If there was legislation that prevented the construction of high buildings along the edge of the water, local eel grass would have a much better chance of making a living in the post-industrial waters. Or perhaps if there were a charter for new occupants of the harbor, that outlines the presence and well-being of the water’s non-human creatures, residents might be better equipped to look out for their aquatic neighbors. Maybe an outpost for monitoring Baltic cod fishing on the harbor could help prevent illegal fishing of the fish that today faces extinction.
These are just a couple of the proposed plans that would help the Nyhamnen development to take care of the city’s coastal life. Not offered by the land developers, nor the city, but by a class of science students from the Malmö Latinskola gymnasium representing the different individual species that inhabit the city’s shores.
Through the Ocean Care workshop, Feral Malmö and Naturum Öresund worked with these students to become more acquainted with Malmö’s marine community, from the American Comb Jellyfish to the Baltic Cod. With each student speaking for a common character of the sea, the class was given the opportunity to present ideas to create a more just social-ecological community of human and non-human harbor residents.
In its current proposal, the Nyhamnen development will be built atop a now defunct section of Malmö’s post-industrial harbor for real estate and commercial enterprise—a companion to the Västra Hamnen neighborhood.
Today, the interior waters of the harbor are currently filled with leftover industrial sludge. In order to rehabilitate the waters there in some way, the new development will see the interior basins capped with four meters of fresh sediment. In addition to this capping, a couple of small islands will be built up out of the harbor, and a new waterway will be made through a section of the harbor. Capping the harbor floor will ensure that any new creatures that might seek to inhabitat these spaces will not be exposed to the toxic sediment below, even if they burrow into the floor.

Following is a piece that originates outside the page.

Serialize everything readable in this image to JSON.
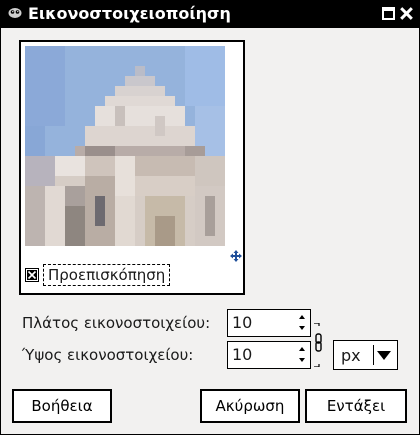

Naturum Öresund has also proposed the introduction of bladderwrack algae to the harbor area. Being a foundation for marine ecology in the Öresund, the bladderwrack would provide habitat, nutrition, and oxygen to a great multitude of species, and would lay the groundwork for a new ecological community and cleaner waters in these harbor areas. With the potential of new species finding their way to the harbor the Latinskola students were invited to think of ways to adapt the harbor for the new community.
In the first part of the ocean care workshop, each student was paired with a different species group or an “ocean actor.” The green crab, phytoplankton, the comb jelly, the cod—sixteen different actors in all that compose the current, post-industrial state of the Öresund were present in the decision making process. This included both local species that have been here for as long as anyone can remember as well as global species that have been introduced more recently, mostly by shipping industries. In the framework of the workshop, four groups of four species were put together, each group was then tasked to implement a policy or design to bolster the health of their social-ecological community.
Various tools were used to help the students better identify with their non-human actors: firstly, each species had its own story card which gave some background information about the relationship the creature has to the sea, the city, and to the other species around it. In addition to this, the students were given access to the Naturum Öresund center which holds an abundant amount of information about the many species that inhabit the coastal waters. While resident marine biologist Alexander Cammaroto also helped the students research the fish, crustaceans, plankton and algae. They were also invited to use their phone and books as additional resources.
Before the students came together to develop a coastal program for their ocean actor, the class walked along the beach to maybe see some of the species they were speaking for but also to observe the physical places where urban development meets the ocean.
Finally, an array of new ideas were proposed, in various forms, for the Nyhamnen project. One group, representing the bladderwrack, the broadnosed pipefish, the black round goby, and the amphipoda proposed a number of transparent floating installations for the new harbor development. Its primary use would be to provide bladderwrack seaweed more surface area to attach to in the harbor, and in turn provide added habitats for other species. On the surface, a transparent surface would allow Malmö residents to look down upon the algae structures and glimpse the teeming ecosystem they facilitate.
A diverse array of ideas were offered but one of the most challenging aspects of this workshop was finding a way to address the issue of globalized species. Mud crabs, Goby, and the American Comb Jelly, all species that were introduced by trade ships and managed to occupy a part of the local ecosystem, were treated largely with familiar methods of capture and kill. Though in the case of the Mud crab, one provocative proposal suggested that the mud crab be caught or lured into a pipeline that would put them in a temporary captivity. The mud crab would then eventually be ferried back to their home waters.
The final presentations by the student groups showed that there remains a great many ideas that could be implemented to make the harbor area a more suitable habitat for the many species living along the coast. And there are many challenging questions to consider when we look at habitats from a multispecies perspective.
Certainly, as Malmö continues to reorient the post-industrial city in the climate crisis, and through global mass extinction, the project serves as a demonstration of how more people, given a few tools, can participate in redefining the city as a space of social-ecology. That is beneficial to humans and non-humans alike.